Keine Vorbilder: Männer am Meer
17..5.2011/Text: Ko:L, Bilder:
Opu, musicbild.li
Es ist einer der wenigen „Rägetage“ in diesem Jahr, an dem Männer am Meer das Rustico-Pub in Frutigen mit ihrem Auftritt beehren. Wer nun aber hoffte, dass die Männer daraus einen besonderen Anlass machen oder gar den Song im Set speziell hervorheben, sah sich enttäuscht – der wahrscheinlich bisher grösste Hit der Truppe aus Bern und dem Berner Seeland wurde in ein Medley verpackt. „Wir sind Männer am Meer und nicht Kuno“, sagt Ramon zum Publikum... Und nach dem Gig erklärt QC in der überfüllten Raucherecke unter der Sonnenstore, die zur Regenstore umfunktioniert wurde: „Mit dieser Band ist es logisch, dass live eine Party entsteht.

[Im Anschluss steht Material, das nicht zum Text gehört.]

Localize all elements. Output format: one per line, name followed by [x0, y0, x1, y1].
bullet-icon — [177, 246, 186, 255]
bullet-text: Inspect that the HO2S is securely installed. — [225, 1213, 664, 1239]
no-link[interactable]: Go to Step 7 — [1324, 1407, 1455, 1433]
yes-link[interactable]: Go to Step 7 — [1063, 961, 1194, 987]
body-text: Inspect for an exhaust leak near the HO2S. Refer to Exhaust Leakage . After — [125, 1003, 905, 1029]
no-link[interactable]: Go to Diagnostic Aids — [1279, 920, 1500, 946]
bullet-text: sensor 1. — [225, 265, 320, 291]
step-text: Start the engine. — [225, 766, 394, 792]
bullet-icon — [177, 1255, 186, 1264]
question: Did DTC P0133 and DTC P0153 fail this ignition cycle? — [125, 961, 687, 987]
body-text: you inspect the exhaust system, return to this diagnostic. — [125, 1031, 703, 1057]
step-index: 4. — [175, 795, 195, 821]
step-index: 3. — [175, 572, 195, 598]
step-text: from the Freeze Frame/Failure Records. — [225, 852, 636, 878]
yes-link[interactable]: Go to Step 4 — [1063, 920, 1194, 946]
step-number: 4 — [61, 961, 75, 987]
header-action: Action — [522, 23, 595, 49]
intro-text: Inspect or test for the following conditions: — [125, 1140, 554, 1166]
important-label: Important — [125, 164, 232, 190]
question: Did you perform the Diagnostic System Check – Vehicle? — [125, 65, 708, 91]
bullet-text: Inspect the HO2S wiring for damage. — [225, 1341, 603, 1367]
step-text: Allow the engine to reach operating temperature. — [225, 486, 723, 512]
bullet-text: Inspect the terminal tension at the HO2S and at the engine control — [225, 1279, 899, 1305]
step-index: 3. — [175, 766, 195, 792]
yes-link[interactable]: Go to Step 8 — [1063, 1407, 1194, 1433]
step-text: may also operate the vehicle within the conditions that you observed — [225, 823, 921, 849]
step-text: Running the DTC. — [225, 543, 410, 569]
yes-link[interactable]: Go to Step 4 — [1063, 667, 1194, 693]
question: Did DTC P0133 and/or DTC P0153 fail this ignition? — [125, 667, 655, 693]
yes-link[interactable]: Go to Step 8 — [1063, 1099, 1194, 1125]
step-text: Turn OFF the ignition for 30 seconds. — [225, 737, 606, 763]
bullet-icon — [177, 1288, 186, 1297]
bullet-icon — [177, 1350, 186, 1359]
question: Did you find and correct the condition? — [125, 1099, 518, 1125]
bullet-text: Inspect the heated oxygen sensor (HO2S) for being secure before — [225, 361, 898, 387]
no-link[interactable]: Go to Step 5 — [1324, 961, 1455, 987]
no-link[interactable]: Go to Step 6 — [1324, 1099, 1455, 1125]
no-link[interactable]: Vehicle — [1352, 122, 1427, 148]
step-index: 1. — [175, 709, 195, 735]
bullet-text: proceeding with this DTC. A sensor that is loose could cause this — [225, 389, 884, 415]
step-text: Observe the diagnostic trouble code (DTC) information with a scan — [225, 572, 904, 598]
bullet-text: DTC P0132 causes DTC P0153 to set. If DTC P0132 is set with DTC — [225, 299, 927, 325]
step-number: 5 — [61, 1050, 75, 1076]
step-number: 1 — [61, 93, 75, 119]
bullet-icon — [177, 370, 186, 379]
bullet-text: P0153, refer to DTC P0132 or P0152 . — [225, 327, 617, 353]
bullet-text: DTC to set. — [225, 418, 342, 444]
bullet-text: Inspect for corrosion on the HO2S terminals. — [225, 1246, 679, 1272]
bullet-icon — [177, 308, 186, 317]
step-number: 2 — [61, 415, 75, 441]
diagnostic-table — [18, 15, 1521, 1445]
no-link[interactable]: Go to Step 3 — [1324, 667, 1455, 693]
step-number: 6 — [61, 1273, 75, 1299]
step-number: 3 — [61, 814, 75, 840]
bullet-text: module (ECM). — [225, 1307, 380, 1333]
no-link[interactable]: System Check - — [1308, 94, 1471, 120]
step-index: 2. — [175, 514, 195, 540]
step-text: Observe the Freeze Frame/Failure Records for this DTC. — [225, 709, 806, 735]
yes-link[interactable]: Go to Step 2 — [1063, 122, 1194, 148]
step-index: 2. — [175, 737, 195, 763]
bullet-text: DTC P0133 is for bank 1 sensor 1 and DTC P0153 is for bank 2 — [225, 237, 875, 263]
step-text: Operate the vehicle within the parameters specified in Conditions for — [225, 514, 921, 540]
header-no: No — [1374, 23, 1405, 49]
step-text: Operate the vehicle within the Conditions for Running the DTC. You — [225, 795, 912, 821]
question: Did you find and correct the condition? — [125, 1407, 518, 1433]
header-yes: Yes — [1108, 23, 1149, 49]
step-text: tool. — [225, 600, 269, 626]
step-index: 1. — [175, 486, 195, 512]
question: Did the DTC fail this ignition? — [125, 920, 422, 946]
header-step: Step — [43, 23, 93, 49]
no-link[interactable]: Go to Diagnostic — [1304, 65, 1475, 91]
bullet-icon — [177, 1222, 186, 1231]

Ich meine: Stell dir mal vor: 9 Jungs auf einem Haufen...!“ Wenn diese 9 Jungs ein Gefühl für Disco, Soul, Funk, Reggae und Ska – oder zusammengefasst: Gute Vibes, die direkt in den Arsch fahren – haben, wie die Männer am Meer ist die Vorstellung, die Truppe könnte mal ernst und tiefsinnig werden, tatsächlich schwierig
So versucht QC zu erklären, warum die aktuellen MaM-Gigs nur bedingt mit der aktuellen Platte „Mit Absicht“ korrespondieren. Während die Combo live ziemlich viel Sommer und ziemlich viel Sonne in ein energetisches Set verpackt, das man getrost als Workout verkaufen könnte, bleibt nach dem Durchhören von „Mit Absicht“ der Eindruck, dass da etwas von der Unbeschwertheit und der Leichtigkeit fehlt, welche MaM noch auf den Vorgänger-Alben „Vou im Biud“ und „Mit dem Rücken zum Strand“ ausgemacht hatte. „Das mag sein“, sagt QC, „vielleicht hat das damit zu tun, dass viele der Songs im Herbst entstanden sind.“ Er sagt, dass Doppelbödigkeiten in Texten für sie immer wichtig gewesen seien und dass die Leute, welche die CD hören intensiver zuhören, als die Konzertbesucher. Deshalb sei wohl das Live-Set eher auf Party ausgelegt. Doch so richtig einlassen auf die Frage will sich unter dem prasselnden Regen im Berner Oberland keiner von den beiden.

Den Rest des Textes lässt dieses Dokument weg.